If you do try to disconnect (PP status will probably not allow this), please check with the European Aristocratics project managers first (listed under profile managers) and place the 3 profiles concerned in the biography space (with links to Wikitree profiles) of each profile effected by the disconnection.

Sorry for the lost work. I generally check my watchlist when I wake up, 5-7 AM Eastern US time, to see what changes have been made to profiles I manage or watch. Sometimes I catch changes that should not have been made. Other times I decide it is time to let that profile go.

When there is an edit conflict, the solution is simple: while it is on the screen, copy all of the profile or the part you have worked on.

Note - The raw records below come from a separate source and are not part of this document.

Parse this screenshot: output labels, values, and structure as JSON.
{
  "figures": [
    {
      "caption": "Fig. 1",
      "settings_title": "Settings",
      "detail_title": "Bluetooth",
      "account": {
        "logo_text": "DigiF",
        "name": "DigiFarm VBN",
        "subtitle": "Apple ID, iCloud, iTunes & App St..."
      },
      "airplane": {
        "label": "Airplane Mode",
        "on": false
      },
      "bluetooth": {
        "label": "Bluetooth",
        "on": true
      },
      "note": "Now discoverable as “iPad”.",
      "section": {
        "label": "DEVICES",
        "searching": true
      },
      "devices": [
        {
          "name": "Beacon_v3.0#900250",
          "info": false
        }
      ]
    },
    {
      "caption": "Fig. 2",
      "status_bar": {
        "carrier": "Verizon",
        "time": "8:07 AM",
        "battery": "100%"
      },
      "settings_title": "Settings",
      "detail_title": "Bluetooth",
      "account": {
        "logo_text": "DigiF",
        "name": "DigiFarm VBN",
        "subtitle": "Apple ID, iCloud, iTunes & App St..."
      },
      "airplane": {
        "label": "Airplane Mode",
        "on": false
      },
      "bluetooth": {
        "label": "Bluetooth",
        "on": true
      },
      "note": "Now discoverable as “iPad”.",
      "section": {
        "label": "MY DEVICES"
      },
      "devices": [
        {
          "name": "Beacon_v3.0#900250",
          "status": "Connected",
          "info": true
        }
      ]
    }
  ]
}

Then bring up the profile afresh, and paste your material at the bottom, and save it, perhaps with a note at the top that you're working on the profile. Then you re-edit the profile. A bit more work, but you haven't lost anything.

posted by Jack Day
Hi! You deleted the message that gave a different death year for Isabel... Was it a different Isabel? Should I ignore your original post?
You said "Sanders says she died 1252. (English Baronies, p.102)" in a comment on Clare-18
posted by Liz (Noland) Shifflett
Hi Andrew,

I would like to start a "Belgium" sub-project under the "Europe" project. (see

Since you're one of the members of the "Belgian roots" page, I wanted to ask whether you have any objections to that? Would you mind, if there would be such a project, that I use some of the information on that page to get things going?

Of course, I hope you'll be one of the first members, if the project is set up!

Best regards, Filip

posted by Filip Beunis
thanks for the merge suggestions for St Liz/Saint Liz & her husband.

Your comment on St_Liz-10 says it should not take priority. I'm guessing you mean in terms of information, not that the LNAB should remain Saint Liz (as I understand them, EuroAristo guidelines call for St Liz ... right?).

Anyway, I've approved the merge but have not completed it. Could you complete it? Or confirm that St Liz is the correct LNAB & I'll complete it, retaining Saint_Liz-2 information.

posted by Liz (Noland) Shifflett
Andrew, making more than one thousand contributions in September added so much to the breadth and depth of our Shared Tree. The Appreciation Team thanks YOU!

Pippin Sheppard

WikiTree’s Appreciation Team

posted by Pip Sheppard
Here's another pretty good dead-end, for a man of your talents:

There's a Beatrice de Warenne alive in that era, but she's married to a de Burgh not a de Poyning. Perhaps there's another?